2018, it was called “ATO”. From April 30, 2018, until February 24, 2022,

it was called “Joint Forces Operation”. Ukrainian officials seemed very

hypocritical doing this naming, maybe for some diplomatic and

international law reasons. Anyway, thousands of people died and were

injured not because of “total war” in Donetsk and Luhansk regions, but

because of some unclear phenomenon called “ATO”. This is why feelings of

mistrust of Ukrainian officials were widespread in society – until the

beginning of total war in 2022).

There are no more orders not to return fire to the enemy (typical order

for the Ukrainian army after the first and second Minsk treaties in

2014-2022). There is no surrender of Crimea to the Russian “little green

men” (March 2014) and Sloviansk to incomprehensible “intruders” (April

2014). The enemy is no longer “hybrid” and no longer “ih-tam-net” (a

quote from Putin’s speech in 2014, which means “there is no Russian army

in Ukraine”). There is no more pretending, this is all-out war. No one

is pretending it is anything else. The masks have been removed in

February 24, 2022 – now only will against will and weapons against

weapons remain.

I have the privilege of knowing several fine people in the Russian

Federation. They are a ray of light in the darkest realm of

totalitarianism. They are now writing desperately from there, from the

center of evil. They write me messages and make anonymous blogs. Because

any voice against Putin and war in Russia became a punishable crime, and

free speech in blogs too.

We, Ukrainians, and a few non-zombified Russians who took to the streets

are alive, vital.

We are the very roots of Polissya, the Wild Steppe, and Slobozhanshchyna

(historical regions of Ukraine, well-known because of Cossacks,

guerillas, Anarchists, and rebel movements). We are sprouting through

the flames, through the asphalt and concrete.

We are the living versus the lifeless (non-living).

The zombified, intimidated, or indifferent population of Russia is the

embodiment of the dead.

I know of only a few people in the Russian Federation who are still

“living beings”, and not yet dead.

We are now at the center of the Hollywood narrative of the war of good

versus evil (and universal, inherent in all fairy tales).

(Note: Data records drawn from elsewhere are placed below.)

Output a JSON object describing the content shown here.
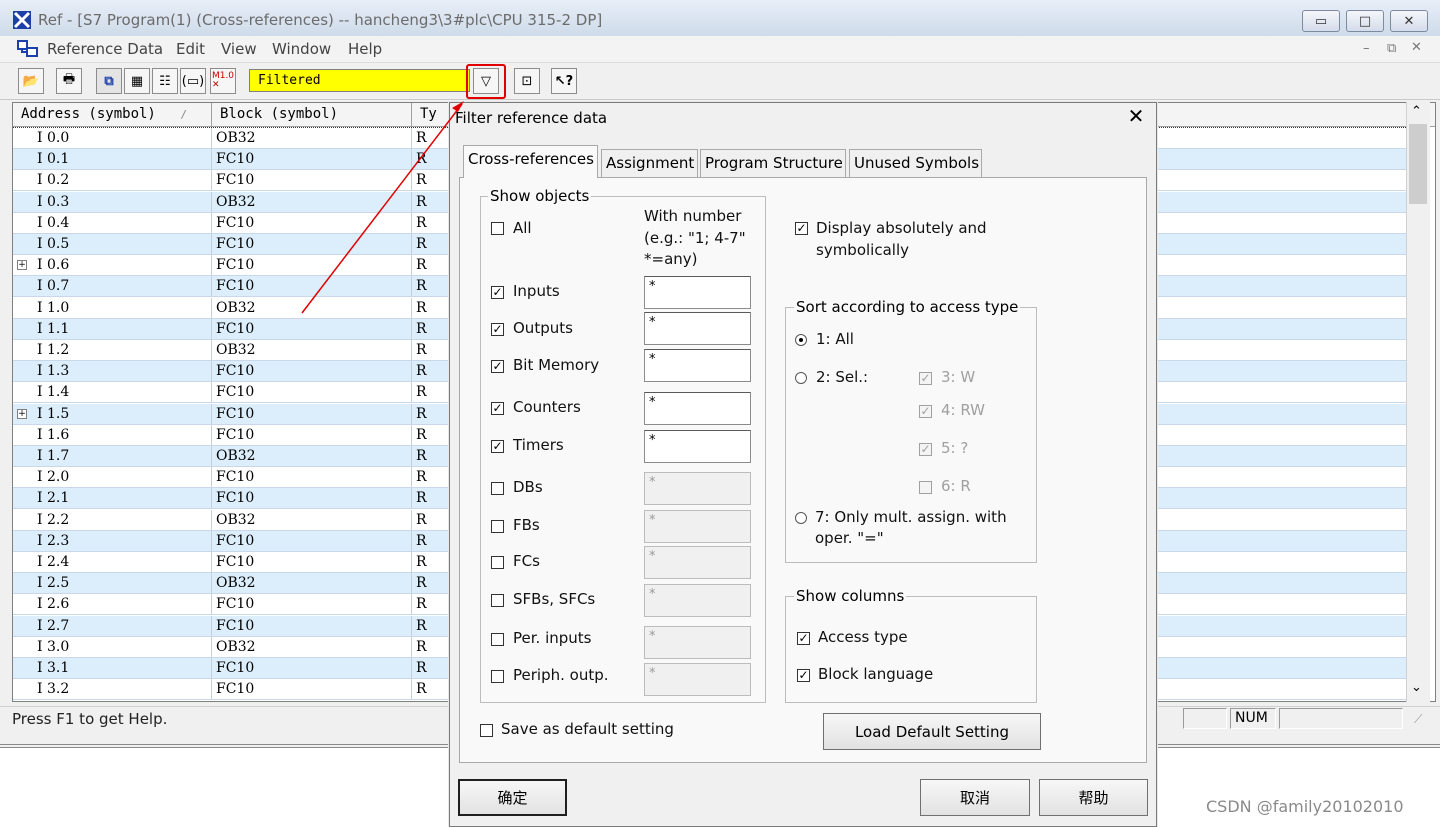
{
  "window": {
    "title": "Ref - [S7 Program(1) (Cross-references) -- hancheng3\\3#plc\\CPU 315-2 DP]"
  },
  "menu": [
    "Reference Data",
    "Edit",
    "View",
    "Window",
    "Help"
  ],
  "toolbar": {
    "filter_text": "Filtered",
    "icons": [
      "open-icon",
      "print-icon",
      "cross-references-icon",
      "assignment-icon",
      "program-structure-icon",
      "unused-symbols-icon",
      "addresses-without-symbols-icon",
      "filter-icon",
      "new-window-icon",
      "help-icon"
    ]
  },
  "table": {
    "headers": [
      "Address (symbol)",
      "Block (symbol)",
      "Ty"
    ],
    "rows": [
      {
        "addr": "I 0.0",
        "block": "OB32",
        "type": "R",
        "expand": false
      },
      {
        "addr": "I 0.1",
        "block": "FC10",
        "type": "R",
        "expand": false
      },
      {
        "addr": "I 0.2",
        "block": "FC10",
        "type": "R",
        "expand": false
      },
      {
        "addr": "I 0.3",
        "block": "OB32",
        "type": "R",
        "expand": false
      },
      {
        "addr": "I 0.4",
        "block": "FC10",
        "type": "R",
        "expand": false
      },
      {
        "addr": "I 0.5",
        "block": "FC10",
        "type": "R",
        "expand": false
      },
      {
        "addr": "I 0.6",
        "block": "FC10",
        "type": "R",
        "expand": true
      },
      {
        "addr": "I 0.7",
        "block": "FC10",
        "type": "R",
        "expand": false
      },
      {
        "addr": "I 1.0",
        "block": "OB32",
        "type": "R",
        "expand": false
      },
      {
        "addr": "I 1.1",
        "block": "FC10",
        "type": "R",
        "expand": false
      },
      {
        "addr": "I 1.2",
        "block": "OB32",
        "type": "R",
        "expand": false
      },
      {
        "addr": "I 1.3",
        "block": "FC10",
        "type": "R",
        "expand": false
      },
      {
        "addr": "I 1.4",
        "block": "FC10",
        "type": "R",
        "expand": false
      },
      {
        "addr": "I 1.5",
        "block": "FC10",
        "type": "R",
        "expand": true
      },
      {
        "addr": "I 1.6",
        "block": "FC10",
        "type": "R",
        "expand": false
      },
      {
        "addr": "I 1.7",
        "block": "OB32",
        "type": "R",
        "expand": false
      },
      {
        "addr": "I 2.0",
        "block": "FC10",
        "type": "R",
        "expand": false
      },
      {
        "addr": "I 2.1",
        "block": "FC10",
        "type": "R",
        "expand": false
      },
      {
        "addr": "I 2.2",
        "block": "OB32",
        "type": "R",
        "expand": false
      },
      {
        "addr": "I 2.3",
        "block": "FC10",
        "type": "R",
        "expand": false
      },
      {
        "addr": "I 2.4",
        "block": "FC10",
        "type": "R",
        "expand": false
      },
      {
        "addr": "I 2.5",
        "block": "OB32",
        "type": "R",
        "expand": false
      },
      {
        "addr": "I 2.6",
        "block": "FC10",
        "type": "R",
        "expand": false
      },
      {
        "addr": "I 2.7",
        "block": "FC10",
        "type": "R",
        "expand": false
      },
      {
        "addr": "I 3.0",
        "block": "OB32",
        "type": "R",
        "expand": false
      },
      {
        "addr": "I 3.1",
        "block": "FC10",
        "type": "R",
        "expand": false
      },
      {
        "addr": "I 3.2",
        "block": "FC10",
        "type": "R",
        "expand": false
      }
    ]
  },
  "status": {
    "help": "Press F1 to get Help.",
    "num": "NUM"
  },
  "dialog": {
    "title": "Filter reference data",
    "tabs": [
      "Cross-references",
      "Assignment",
      "Program Structure",
      "Unused Symbols"
    ],
    "show_objects": {
      "label": "Show objects",
      "with_number": "With number",
      "example": "(e.g.: \"1; 4-7\"",
      "any": "*=any)",
      "all_label": "All",
      "all_checked": false,
      "items": [
        {
          "label": "Inputs",
          "checked": true,
          "value": "*",
          "enabled": true
        },
        {
          "label": "Outputs",
          "checked": true,
          "value": "*",
          "enabled": true
        },
        {
          "label": "Bit Memory",
          "checked": true,
          "value": "*",
          "enabled": true
        },
        {
          "label": "Counters",
          "checked": true,
          "value": "*",
          "enabled": true
        },
        {
          "label": "Timers",
          "checked": true,
          "value": "*",
          "enabled": true
        },
        {
          "label": "DBs",
          "checked": false,
          "value": "*",
          "enabled": false
        },
        {
          "label": "FBs",
          "checked": false,
          "value": "*",
          "enabled": false
        },
        {
          "label": "FCs",
          "checked": false,
          "value": "*",
          "enabled": false
        },
        {
          "label": "SFBs, SFCs",
          "checked": false,
          "value": "*",
          "enabled": false
        },
        {
          "label": "Per. inputs",
          "checked": false,
          "value": "*",
          "enabled": false
        },
        {
          "label": "Periph. outp.",
          "checked": false,
          "value": "*",
          "enabled": false
        }
      ]
    },
    "display_abs_line1": "Display absolutely and",
    "display_abs_line2": "symbolically",
    "display_abs_checked": true,
    "sort": {
      "label": "Sort according to access type",
      "opt_all": "1: All",
      "opt_sel": "2: Sel.:",
      "sub": [
        "3: W",
        "4: RW",
        "5: ?",
        "6: R"
      ],
      "sub_checked": [
        true,
        true,
        true,
        false
      ],
      "opt_mult_line1": "7: Only mult. assign. with",
      "opt_mult_line2": "oper. \"=\"",
      "selected": "1: All"
    },
    "columns": {
      "label": "Show columns",
      "access_type": "Access type",
      "block_language": "Block language",
      "access_checked": true,
      "block_checked": true
    },
    "save_default": "Save as default setting",
    "load_default": "Load Default Setting",
    "ok": "确定",
    "cancel": "取消",
    "help": "帮助"
  },
  "watermark": "CSDN @family20102010",
  "colors": {
    "filter_bg": "#ffff00",
    "row_alt": "#dceefb",
    "annotation": "#e00000"
  }
}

Only intense

emotions. Only hatred, outrage, and anger. Only life on the edge as we

hide in the dugout from the firing of self-propelled artillery and Grads

rocket launchers. And each time, this feels like a new birth, as you

realize that you risk not writing the next lines of your article after

another shelling.

Of course, according to the laws of the psyche, you cannot live for

months with these emotions only. As in any fairy tale, the narrative

within which we find ourselves is dramatized with valleys and peaks of

tension.

But let us remember our present feelings. Not all generations are

privileged to be actors in a poignant play.